Washington saw its fair share of push-and-shove on Wednesday when two consumer groups pushed for their right to sue banks regarding lending rule violations in the future.
The consumer group is pushing for change, and it’s coming; the Consumer Financial Protection Bureau will likely be adding a rebuttable presumption clause early next year to the Qualified Mortgage rule. This new clause would allow borrowers to bring evidence forth in court that a lender deliberately made a mortgage unaffordable. In previous foreclosure cases, lenders could just cling to a legal safe harbor and would automatically be granted protection - providing that the lender met all the guidelines under the rule.

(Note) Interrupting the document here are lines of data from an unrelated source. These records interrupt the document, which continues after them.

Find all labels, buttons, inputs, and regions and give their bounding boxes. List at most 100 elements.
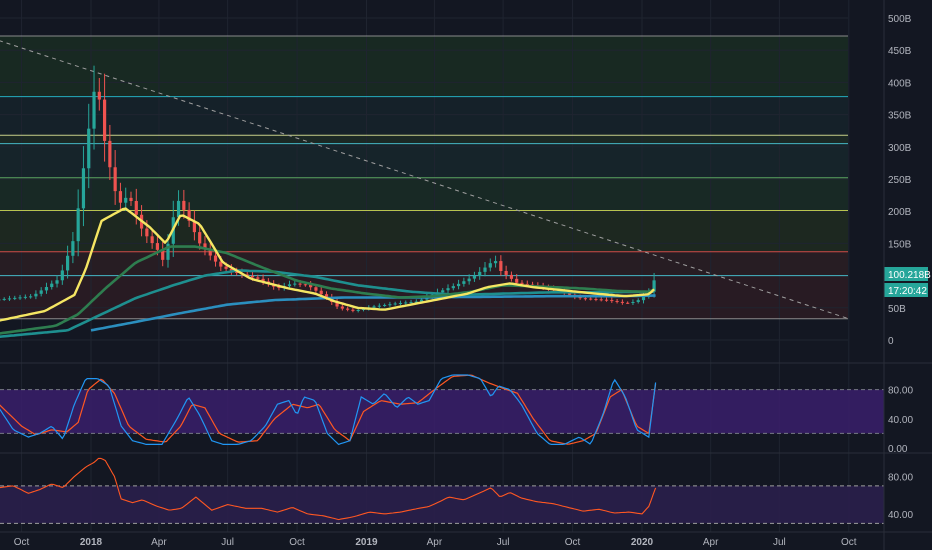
ma-long-line [90, 294, 656, 332]
candle-body [309, 284, 313, 288]
candle-body [620, 301, 624, 303]
candle-body [124, 197, 128, 203]
candle-body [631, 302, 635, 304]
candle-body [145, 228, 149, 237]
stochastic-band-fill [0, 389, 884, 434]
time-tick-label: 2018 [80, 537, 103, 548]
candle-body [102, 99, 107, 141]
rsi-pane[interactable]: 80.00 40.00 [0, 452, 932, 524]
dashed-trendline [0, 40, 849, 320]
candle-body [71, 241, 75, 256]
candle-body [60, 270, 64, 281]
level-zone [0, 135, 848, 144]
candle-body [456, 283, 461, 287]
rsi-band-fill [0, 485, 884, 524]
candle-body [229, 268, 233, 272]
candle-body [29, 296, 33, 298]
candle-body [515, 278, 519, 283]
candle-body [388, 304, 392, 306]
candle-body [224, 266, 228, 269]
candle-body [493, 261, 498, 264]
candle-body [398, 302, 403, 304]
candle-body [155, 243, 160, 250]
candle-body [250, 275, 255, 278]
candle-body [520, 282, 524, 284]
rsi-axis[interactable]: 80.00 40.00 [888, 472, 913, 521]
candle-body [76, 208, 80, 242]
last-price-tag: 100.218B 17:20:42 [884, 267, 931, 297]
candle-body [261, 278, 265, 282]
candle-body [129, 197, 133, 202]
candle-body [314, 287, 318, 291]
candle-body [636, 300, 640, 303]
time-tick-label: Oct [14, 537, 30, 548]
candle-body [150, 236, 154, 244]
time-tick-label: Oct [289, 537, 305, 548]
rsi-line [0, 457, 657, 521]
candle-body [2, 298, 6, 300]
stochastic-pane[interactable]: 80.00 40.00 0.00 [0, 362, 932, 455]
time-tick-label: Apr [703, 537, 719, 548]
candle-body [594, 298, 598, 300]
candle-body [504, 271, 508, 275]
candle-body [372, 306, 376, 308]
time-tick-label: Jul [773, 537, 786, 548]
candle-body [483, 267, 487, 272]
moving-average-lines [0, 207, 656, 338]
level-zone [0, 177, 848, 211]
candle-body [641, 295, 646, 301]
price-tick-label: 300B [888, 143, 912, 154]
level-zone [0, 96, 848, 136]
candle-body [346, 308, 350, 310]
candle-body [589, 298, 593, 300]
level-zone [0, 143, 848, 178]
ma-mid-line [0, 245, 655, 335]
candle-body [383, 304, 387, 306]
candle-body [462, 281, 466, 284]
stochastic-tick-label: 0.00 [888, 444, 908, 455]
time-axis[interactable]: Oct 2018 Apr Jul Oct 2019 Apr Jul Oct 2020 Apr Jul O… [0, 531, 932, 548]
stochastic-axis[interactable]: 80.00 40.00 0.00 [888, 386, 913, 455]
price-tick-label: 500B [888, 14, 912, 25]
stochastic-tick-label: 80.00 [888, 386, 913, 397]
candle-body [187, 209, 191, 221]
price-tick-label: 350B [888, 111, 912, 122]
stochastic-tick-label: 40.00 [888, 415, 913, 426]
time-tick-label: 2019 [355, 537, 378, 548]
rsi-tick-label: 80.00 [888, 472, 913, 483]
level-zone [0, 36, 848, 97]
time-tick-label: 2020 [631, 537, 654, 548]
candle-body [118, 191, 123, 203]
candle-body [303, 284, 307, 286]
level-zone-fills [0, 36, 848, 319]
price-pane[interactable]: 500B450B400B350B300B250B200B150B100B50B0… [0, 0, 931, 532]
countdown-label: 17:20:42 [888, 286, 927, 297]
candle-body [92, 91, 96, 129]
candle-body [409, 301, 413, 303]
candle-body [583, 298, 587, 300]
candle-body [113, 167, 117, 192]
last-price-label: 100.218B [888, 270, 931, 281]
candle-body [213, 255, 218, 262]
candle-body [203, 243, 207, 250]
candle-body [335, 302, 339, 307]
rsi-tick-label: 40.00 [888, 510, 913, 521]
candle-body [235, 271, 239, 274]
candle-body [451, 286, 455, 289]
candle-body [324, 294, 329, 298]
candle-body [161, 249, 165, 260]
candle-body [87, 128, 91, 169]
price-tick-label: 400B [888, 78, 912, 89]
candle-body [176, 200, 181, 218]
candle-body [0, 299, 1, 301]
candle-body [420, 299, 424, 302]
candle-body [488, 263, 492, 268]
time-tick-label: Jul [497, 537, 510, 548]
candle-body [525, 283, 529, 285]
price-tick-label: 450B [888, 46, 912, 57]
candle-body [615, 300, 619, 302]
price-tick-label: 250B [888, 175, 912, 186]
candle-body [208, 249, 212, 256]
candle-body [356, 309, 360, 311]
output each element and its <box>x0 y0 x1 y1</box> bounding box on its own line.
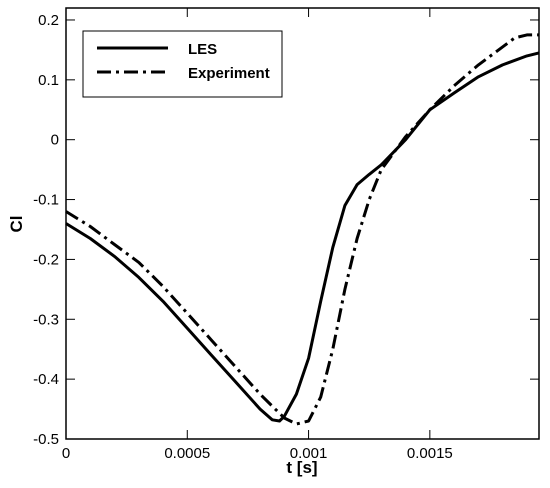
y-axis-title: Cl <box>7 216 26 233</box>
legend-label-les: LES <box>188 41 217 58</box>
axis-ticks: 0 0.0005 0.001 0.0015 -0.5 -0.4 -0.3 -0.2 -0.1 0 0… <box>33 8 539 462</box>
y-tick-label: -0.4 <box>33 371 59 388</box>
x-tick-label: 0.0015 <box>407 445 453 462</box>
y-tick-label: -0.5 <box>33 431 59 448</box>
series-group <box>65 33 540 426</box>
legend-box <box>82 30 283 98</box>
y-tick-label: 0.2 <box>38 12 59 29</box>
series-line-experiment <box>65 33 539 426</box>
y-tick-label: 0.1 <box>38 72 59 89</box>
x-tick-label: 0.001 <box>290 445 328 462</box>
legend: LES Experiment <box>82 30 283 98</box>
y-tick-label: -0.3 <box>33 311 59 328</box>
x-tick-label: 0 <box>62 445 70 462</box>
legend-label-experiment: Experiment <box>188 65 270 82</box>
series-line-les <box>65 51 540 423</box>
y-tick-label: -0.1 <box>33 192 59 209</box>
x-tick-label: 0.0005 <box>164 445 210 462</box>
x-axis-title: t [s] <box>286 458 317 477</box>
y-tick-label: -0.2 <box>33 251 59 268</box>
y-tick-label: 0 <box>51 132 59 149</box>
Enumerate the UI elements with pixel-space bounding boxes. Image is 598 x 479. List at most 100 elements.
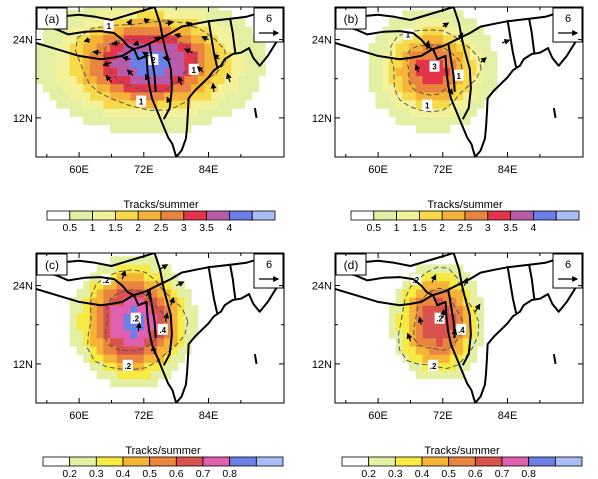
wind-vector [424,40,431,50]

But this decision wouldn’t come without consequences – it’s likely that this particular piece of litigation would result in an increase of foreclosure cases going to trial. Groups such as the Mortgage Bankers Association sees this as detrimental because litigation costs for a foreclosure trial can be as much as seven times as a case that is dismissed at the beginning (common under a legal safe harbor). Staff attorneys at the National Consumer Law Center are still holding firm to the belief that the risk of litigation is small.
The United States is no stranger to foreclosure – between 2005 and 2010 there were around 65 million homes in foreclosure (NCLC). Yet, despite the high number of foreclosure cases, only 60 cases were brought to court using the already existent Truth in Lending Act rebuttal presumption that has already been in existence. Borrowers in foreclosure are rarely represented by attorneys. In fact, according to a Brennan Center for Justice report, fewer than 15% of borrowers in foreclosure have any legal counsel whatsoever.
Cohen comments that if, “the lender had more information that rule writers can’t contemplate now, for example extremely high costs that are documented that they do have access to at the moment of making the loan, that homeowner with a predictably unaffordable loan would have no legal recourse at all (under a safe harbor).”
Any violations of the Qualified Mortgage rule are capped at around three years of payments, thanks to the Dodd-Frank Act. Several mortgage bankers fear that the damage as a result of the new rebuttable presumption clause could be severe – especially to smaller banks.
MBA Chairman Debra Stills thinks that one violation “can be ruinous to a community bank,” especially when factoring in court and litigation costs – one trial loss could easily cost around $200,000. Stills also thinks that if you “liken that to the repercussions of a repurchase, those are the same extraordinary numbers that would cause small community lenders not to lend.”
An executive vice president of the Securities Industry and Financial Markets association, Kenneth Bentsen, believes that a rebuttable presumption clause could also have an effect on secondary market investors, to the extent of lenders becoming too strict in their underwriting. Bentsen believes that “one is assignee liability” and that a “rebuttable presumption transfers the potential liability of the litigation to the trustee and the investor in the mortgage.”
However, Eric Stein (senior vice president for the Center of Responsible Lending) is a firm advocate for warm and open relations between homeowners and lenders and thinks that clear rules will keep litigation costs low for both parties.
"Putting in place a rebuttable presumption hurdle for borrower litigation gives lenders a considerable litigation advantage but allows a borrower to bring a case when there is a rare, starkly unaffordable QM loan and strong evidence available at the outset," says Stein.